Пока я ел, его глаза неотрывно следили за выражением моего лица, а я не мог, да и не хотел скрыть свое удовольствие.
К двенадцати годам я уже знал, какая пища мне нравится и что я терпеть не могу, но еще не мог себе представить, что еда может доставлять такое глубокое и острое наслаждение. Маленькие вкусовые сосочки радостно выпрыгивали не только на моем языке и нёбе, но и в горле, во внутренностях и даже, кажется, на кончиках пальцев. Запахи заполняли мне нос, слюна заливала рот, и хотя я был еще ребенком, но уже знал, что никогда не забуду эту трапезу.
Странно, но наслаждение это сопровождалось какой-то тонкой печалью, которая приправляла едва ощутимой горечью то счастье, и вкусы, и запахи, что наполняли мое тело.
Я вспоминал нашу простую еду, которую ел с другим моим отцом, Моше Рабиновичем. Тот обычно довольствовался вареной картошкой, крутыми яйцами и куриным бульоном, приготовленным с такой стремительностью, словно ему не терпелось удостовериться, что теперь-то уж курица, которой он только что свернул голову, ощипал и разрезал на куски, наверняка не воскреснет.

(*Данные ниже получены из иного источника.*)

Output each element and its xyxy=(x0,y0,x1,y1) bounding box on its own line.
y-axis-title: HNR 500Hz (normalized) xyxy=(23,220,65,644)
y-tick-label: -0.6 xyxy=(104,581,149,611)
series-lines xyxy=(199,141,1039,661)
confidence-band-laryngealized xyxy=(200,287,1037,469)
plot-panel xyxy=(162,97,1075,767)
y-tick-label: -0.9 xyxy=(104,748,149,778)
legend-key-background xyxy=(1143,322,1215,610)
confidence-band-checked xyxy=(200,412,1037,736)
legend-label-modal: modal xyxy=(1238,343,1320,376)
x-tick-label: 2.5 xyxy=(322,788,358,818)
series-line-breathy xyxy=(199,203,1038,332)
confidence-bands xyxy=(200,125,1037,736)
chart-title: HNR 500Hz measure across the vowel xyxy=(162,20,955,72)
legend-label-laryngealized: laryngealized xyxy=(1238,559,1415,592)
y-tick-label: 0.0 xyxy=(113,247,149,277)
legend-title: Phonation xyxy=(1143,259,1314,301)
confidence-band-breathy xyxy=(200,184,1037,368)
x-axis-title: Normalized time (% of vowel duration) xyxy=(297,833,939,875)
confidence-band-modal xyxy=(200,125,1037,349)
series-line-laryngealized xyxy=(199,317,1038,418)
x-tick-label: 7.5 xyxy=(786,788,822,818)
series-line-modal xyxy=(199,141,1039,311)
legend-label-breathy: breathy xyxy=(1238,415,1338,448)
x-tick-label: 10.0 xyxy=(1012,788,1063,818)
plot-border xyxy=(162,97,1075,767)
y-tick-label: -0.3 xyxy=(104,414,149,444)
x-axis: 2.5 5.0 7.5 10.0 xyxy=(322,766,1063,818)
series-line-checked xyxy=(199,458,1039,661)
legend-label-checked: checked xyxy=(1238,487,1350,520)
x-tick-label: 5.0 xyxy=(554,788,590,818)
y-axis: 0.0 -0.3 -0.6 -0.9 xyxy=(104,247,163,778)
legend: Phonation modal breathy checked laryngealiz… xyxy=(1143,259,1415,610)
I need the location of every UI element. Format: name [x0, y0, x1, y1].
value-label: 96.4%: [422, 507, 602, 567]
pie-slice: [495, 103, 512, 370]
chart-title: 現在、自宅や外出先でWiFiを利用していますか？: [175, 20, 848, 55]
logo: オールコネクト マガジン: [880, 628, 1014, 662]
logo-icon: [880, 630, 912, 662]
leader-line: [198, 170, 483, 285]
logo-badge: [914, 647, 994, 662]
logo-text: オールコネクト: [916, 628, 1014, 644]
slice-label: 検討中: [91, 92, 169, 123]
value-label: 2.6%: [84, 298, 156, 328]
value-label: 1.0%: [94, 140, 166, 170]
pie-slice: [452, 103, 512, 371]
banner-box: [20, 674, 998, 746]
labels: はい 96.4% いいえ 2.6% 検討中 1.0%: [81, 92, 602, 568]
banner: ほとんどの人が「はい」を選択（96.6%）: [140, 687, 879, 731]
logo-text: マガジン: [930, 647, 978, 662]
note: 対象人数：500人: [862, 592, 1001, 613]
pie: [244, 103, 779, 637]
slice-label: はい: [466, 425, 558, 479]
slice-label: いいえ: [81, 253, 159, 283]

Человек привычек и накатанной колеи - Моше Рабинович. Он и сейчас, как всю жизнь, ест молча, пережевывает пищу усердно и тщательно, перекатывая ее во рту, и когда его рука нагружает вилку, я твердо знаю, что и эта порция будет проглочена ровно через шесть жевков.
Теперь только он и я остались в доме. Мама уже умерла, Номи вышла замуж и живет в Иерусалиме, Одед, хоть и не покинул деревню, но живет в другом доме. Как и тогда, мы сидим сегодня вдвоем - Моше и я, едим и молчим. После еды он выпивает одну за другой несколько чашек обжигающего жаром чая, а я мою посуду и убираю кухню - точно так, как это делала мама.
А закончив, я говорю:
- Спокойной ночи, Моше, - потому что ни одного из трех моих отцов я никогда не называл и не называю "отцом", - и выхожу, и иду к своему маленькому дому, что во дворе, и там лежу себе один. В моей постели, которая была ее постелью. В ее коровнике, который стал моим домом.